(The following article by Terry Woster was posted on the Argus Leader website on May 20.)
PIERRE, S.D. — Legislators and Gov. Mike Rounds should decide together how to use $41 million earned from the sale of a state-owned railroad line, a Sioux Falls legislative leader said Thursday.
Republican Sen. Bill Earley said the money to buy the track in 1980 came from a temporary increase in the state sales tax, so proceeds of the sale should go to the general fund, not a railroad trust fund.
“I think there needs to be some agreement between the (Rounds) administration and the Legislature, and particularly the Appropriations Committee, about how we’re going to use these funds,” said Earley, vice chairman of the budget panel in the Senate. “I can tell you I’m having Legislative Audit look at it, and my recommendation is going to be that we have a subcommittee, probably of the Appropriations Committee, that does a review.”
Rounds said the sale isn’t final until a federal agency approves it, and proceeds will be subject to the Legislature’s appropriations process. When the sale was announced late in April, a lawyer for the state Transportation Department said the proceeds would go to a trust fund to be used for railroad infrastructure improvements.
In 1980, as South Dakota faced a string of railroad line abandonments, then-Gov. Bill Janklow proposed that the state sales tax be raised temporarily to raise money to buy a core line, a network of track deemed essential to shipping in the state.
The state bought the line for $15 million. Included was a provision allowing the company that operated on the line, BNSF Railway, to buy the track. The company did that this spring.

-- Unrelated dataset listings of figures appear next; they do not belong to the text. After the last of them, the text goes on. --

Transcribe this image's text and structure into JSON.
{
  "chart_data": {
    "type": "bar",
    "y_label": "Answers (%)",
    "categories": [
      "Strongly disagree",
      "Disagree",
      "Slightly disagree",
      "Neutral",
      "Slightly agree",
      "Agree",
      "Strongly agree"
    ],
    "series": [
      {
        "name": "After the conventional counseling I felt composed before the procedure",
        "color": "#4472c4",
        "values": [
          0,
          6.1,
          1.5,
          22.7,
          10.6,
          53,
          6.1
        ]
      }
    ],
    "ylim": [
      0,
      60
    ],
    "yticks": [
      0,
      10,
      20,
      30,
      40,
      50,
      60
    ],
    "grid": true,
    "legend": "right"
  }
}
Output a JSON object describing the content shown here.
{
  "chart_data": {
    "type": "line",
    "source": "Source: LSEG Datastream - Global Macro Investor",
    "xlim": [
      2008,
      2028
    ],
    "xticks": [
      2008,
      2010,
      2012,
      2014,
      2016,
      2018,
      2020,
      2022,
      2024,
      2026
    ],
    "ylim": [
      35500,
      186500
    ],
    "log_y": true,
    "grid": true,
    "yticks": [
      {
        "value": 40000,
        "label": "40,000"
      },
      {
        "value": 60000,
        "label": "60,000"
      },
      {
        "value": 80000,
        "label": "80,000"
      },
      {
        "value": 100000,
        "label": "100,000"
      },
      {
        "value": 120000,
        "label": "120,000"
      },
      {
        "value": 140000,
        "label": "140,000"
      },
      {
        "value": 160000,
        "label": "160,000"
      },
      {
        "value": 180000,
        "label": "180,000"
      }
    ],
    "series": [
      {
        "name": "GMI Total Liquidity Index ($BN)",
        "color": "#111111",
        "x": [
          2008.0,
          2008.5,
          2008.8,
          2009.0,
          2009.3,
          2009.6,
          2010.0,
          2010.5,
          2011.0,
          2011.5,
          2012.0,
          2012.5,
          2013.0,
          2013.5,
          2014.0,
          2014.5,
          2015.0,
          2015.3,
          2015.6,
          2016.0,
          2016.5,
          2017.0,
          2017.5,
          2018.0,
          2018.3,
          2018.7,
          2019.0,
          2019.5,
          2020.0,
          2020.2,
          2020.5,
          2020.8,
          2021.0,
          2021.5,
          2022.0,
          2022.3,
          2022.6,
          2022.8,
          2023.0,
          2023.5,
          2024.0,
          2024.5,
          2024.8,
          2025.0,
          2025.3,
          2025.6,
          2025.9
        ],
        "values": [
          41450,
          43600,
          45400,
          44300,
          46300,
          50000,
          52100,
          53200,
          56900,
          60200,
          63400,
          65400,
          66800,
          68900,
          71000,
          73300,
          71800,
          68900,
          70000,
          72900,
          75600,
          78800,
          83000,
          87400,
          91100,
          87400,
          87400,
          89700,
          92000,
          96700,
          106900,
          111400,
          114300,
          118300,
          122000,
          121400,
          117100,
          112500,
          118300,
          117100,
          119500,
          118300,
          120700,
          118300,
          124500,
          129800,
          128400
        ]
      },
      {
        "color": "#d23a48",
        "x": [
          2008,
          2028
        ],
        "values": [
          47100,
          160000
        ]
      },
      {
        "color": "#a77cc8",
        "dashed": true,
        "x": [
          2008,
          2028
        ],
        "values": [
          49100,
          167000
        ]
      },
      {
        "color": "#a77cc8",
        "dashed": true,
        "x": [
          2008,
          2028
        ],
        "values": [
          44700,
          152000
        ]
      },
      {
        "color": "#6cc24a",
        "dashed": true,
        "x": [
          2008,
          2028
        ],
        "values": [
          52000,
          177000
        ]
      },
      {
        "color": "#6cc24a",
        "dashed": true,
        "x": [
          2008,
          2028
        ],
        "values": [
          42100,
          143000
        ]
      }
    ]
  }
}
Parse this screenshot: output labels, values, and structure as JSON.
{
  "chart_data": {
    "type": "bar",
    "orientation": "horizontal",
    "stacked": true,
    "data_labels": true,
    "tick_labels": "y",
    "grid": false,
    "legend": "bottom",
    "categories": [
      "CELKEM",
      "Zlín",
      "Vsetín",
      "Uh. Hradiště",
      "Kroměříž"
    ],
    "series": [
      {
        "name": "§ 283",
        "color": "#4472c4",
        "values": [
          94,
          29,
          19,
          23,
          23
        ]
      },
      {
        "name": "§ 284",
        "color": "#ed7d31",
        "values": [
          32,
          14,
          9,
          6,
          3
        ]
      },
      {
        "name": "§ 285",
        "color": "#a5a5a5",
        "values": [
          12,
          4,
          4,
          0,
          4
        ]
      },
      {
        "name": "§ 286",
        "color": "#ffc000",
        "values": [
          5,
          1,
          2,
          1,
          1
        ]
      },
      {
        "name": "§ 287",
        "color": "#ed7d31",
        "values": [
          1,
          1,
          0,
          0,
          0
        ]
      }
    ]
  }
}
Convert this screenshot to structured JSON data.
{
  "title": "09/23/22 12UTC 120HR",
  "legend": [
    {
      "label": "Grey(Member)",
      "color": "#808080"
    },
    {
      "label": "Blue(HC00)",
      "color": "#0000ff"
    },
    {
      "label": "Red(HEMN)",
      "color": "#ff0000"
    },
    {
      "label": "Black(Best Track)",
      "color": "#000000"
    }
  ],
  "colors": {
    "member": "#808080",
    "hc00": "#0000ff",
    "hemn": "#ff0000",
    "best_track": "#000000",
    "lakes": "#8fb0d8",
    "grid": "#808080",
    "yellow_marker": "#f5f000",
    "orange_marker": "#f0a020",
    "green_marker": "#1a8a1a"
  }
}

Sioux Falls Republican Sen. Dick Kelly agrees with Earley that discussions need to take place about the use of the sale money.
“We have issues in education with funding, we have scholarship funding issues, we have a lot of issues out there where $41 million would do a lot to help,” Kelly said. “The money to buy the railroad came from sales taxes, and the proceeds from the sale ought to go back into the general fund in some way, to support programs. I don’t have any problem with the sale of the railroad. Where the money goes, I’m very concerned about that.”
The state doesn’t need a larger rail trust fund when, because of the sale, it has less rail property, he said.
“Let the Legislature decide what to do with it,” Kelly said.
Last week, Sen. Clarence Kooistra, R-Garretson, said legislators should have had more input into the sale itself.
He also urged lawmakers to get involved in deciding how to spend the sale money before the governor and his staff finished their budget proposal for the next fiscal year.
The governor annually presents his budget plans to legislators in early December.
Rounds said Thursday there’s time for legislators to talk about how any sale proceeds are used. He said in a statement that the sale is still subject to court and federal Surface Transportation Board approval. That’s not likely to occur until late fall or early winter, the governor said.
“Like any other income to the state, the proceeds will be subject to the appropriation process,” Rounds said. “Since the appropriations process for the coming year is complete, any attempt to utilize or commit these funds would require approval by the full Legislature.”
Earley said he wants more information on what future needs the state sees for the railroad holdings it still has.
“Do we need to keep some of that money for railroad expansion or whatever as we move forward?” he asked. “I don’t have all the information I need to answer that.”
That’s why legislators and the governor’s representatives need to communicate about the money, he said.
But the taxpayers should experience a benefit from the sale, he added.
“Since the original equity came out of tax money, taxpayers should (benefit) from whatever we’re going with the results of the sale,” Earley said. “I’m looking at some avenues of what we might do.”